In 2026, Ben Coleman of Eater Portland described Gol as "a watering hole at heart" and wrote, "The bar known as Gol began as a Lilliputian Euro grocery in the early aughts, evolved into the hardcore soccer bar 4-4-2 in the 2010s, and has more recently settled into more of a soccer-leaning neighborhood barwith a devoted cadre of regulars. Sports bars and fine dining rarely go hand-in-hand, but even footie-obsessed locals like to see proper attention paid to their bar food, and that’s very much on the pitch here."

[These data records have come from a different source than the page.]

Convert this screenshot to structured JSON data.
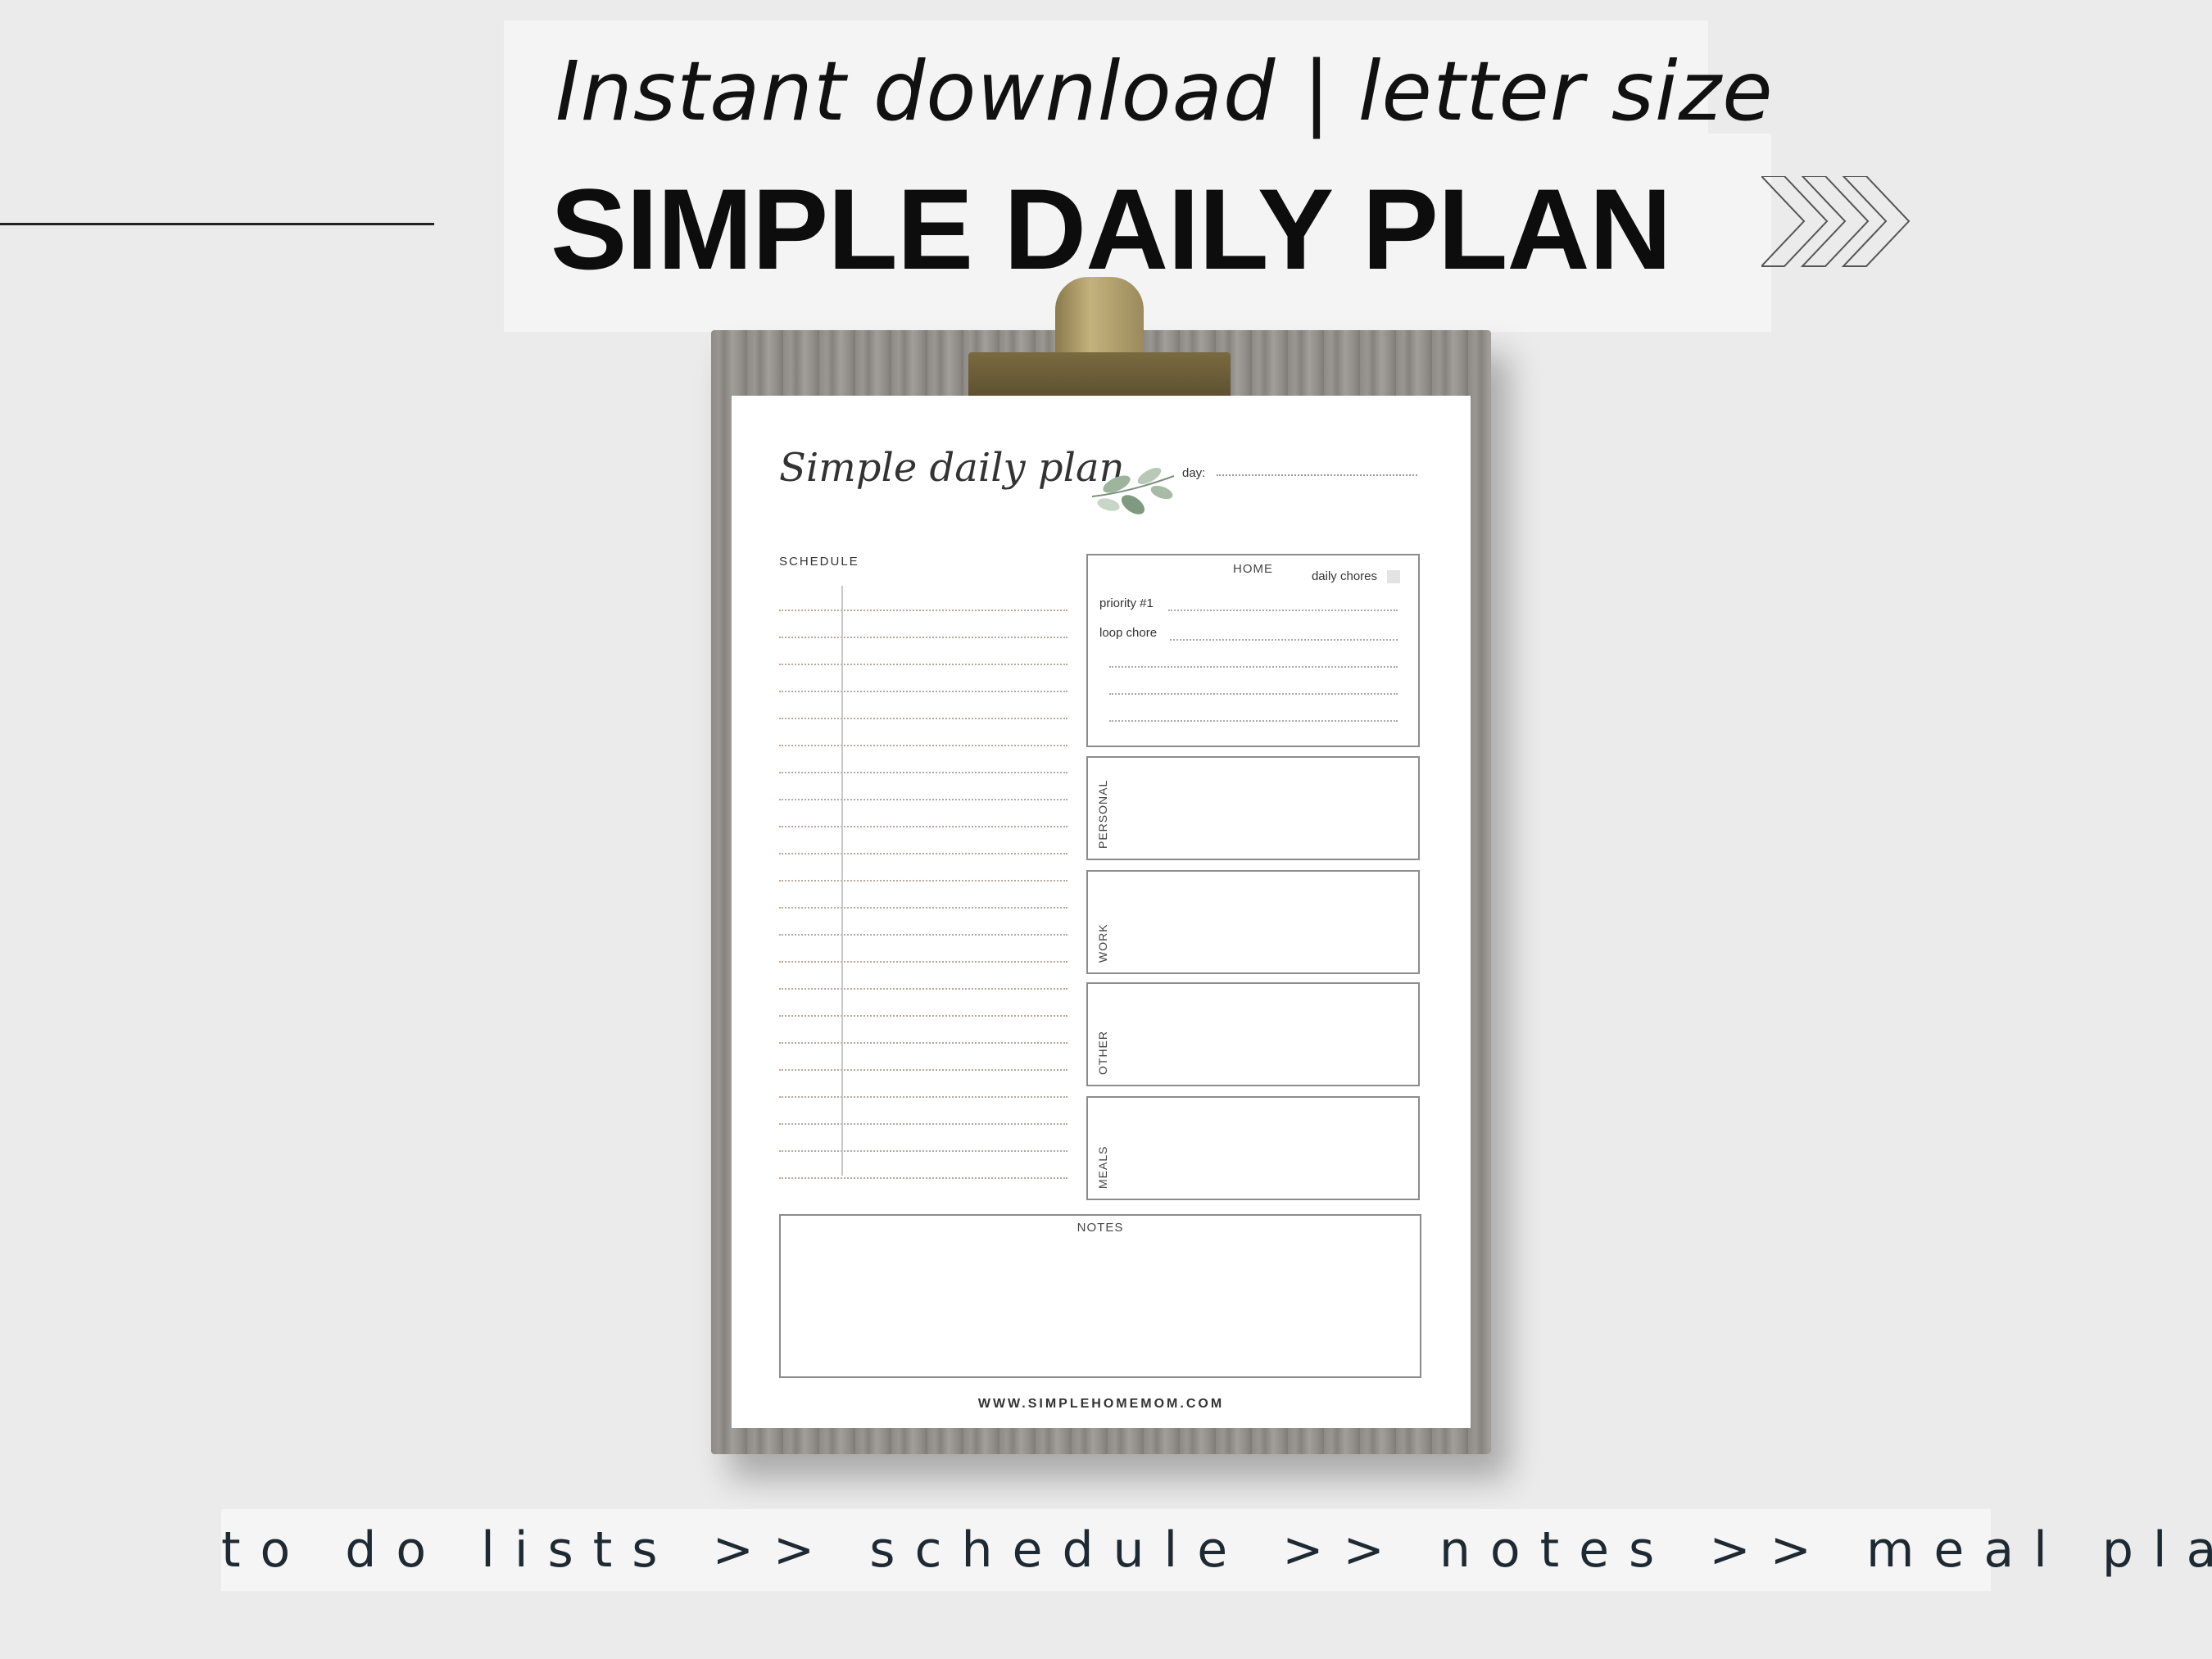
{
  "header": {
    "subtitle": "Instant download | letter size",
    "title": "SIMPLE DAILY PLAN"
  },
  "planner": {
    "script_title": "Simple daily plan",
    "day_label": "day:",
    "schedule_title": "SCHEDULE",
    "schedule_line_count": 22,
    "home": {
      "title": "HOME",
      "daily_chores": "daily chores",
      "priority": "priority #1",
      "loop_chore": "loop chore"
    },
    "sections": [
      "PERSONAL",
      "WORK",
      "OTHER",
      "MEALS"
    ],
    "notes_title": "NOTES",
    "website": "WWW.SIMPLEHOMEMOM.COM"
  },
  "footer": {
    "tagline": "to do lists >> schedule >> notes >> meal plan"
  },
  "colors": {
    "background": "#ebebeb",
    "banner": "#f4f4f4",
    "text_dark": "#111111",
    "tagline": "#1e2a33",
    "leaf_green": "#8fa890"
  }
}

For 2026 FIFA World Cup games, Gol offered drink specials based on the countries playing. Hundreds of people attended a watch party for the match between Mexico and South Africa. A fire damaged the bar in September 2026. Gol started a fundraiser to support staff and recovery efforts.

== Reception ==
Alex Frane included Gol in Portland Monthlys 2025 overview of the city's best sports bars. Ben Coleman of Eater Portland recommended the chicken Caesar wrap, the nachos, and the tomato soup. Coleman called the latter "silky smooth and appreciably tangy", writing, "this is pure comfort food for watching an away game on a rainy day". Gol was a runner-up in the Best Soccer Bar category of USA Todays readers' choice awards in 2026. The newspaper said the business offers "seasonal and local spins on traditional bar food favorites" that "complement the comfortable atmosphere". Gol ranked number 21 in Yelp's 2026 list of the nation's 100 best sports bars.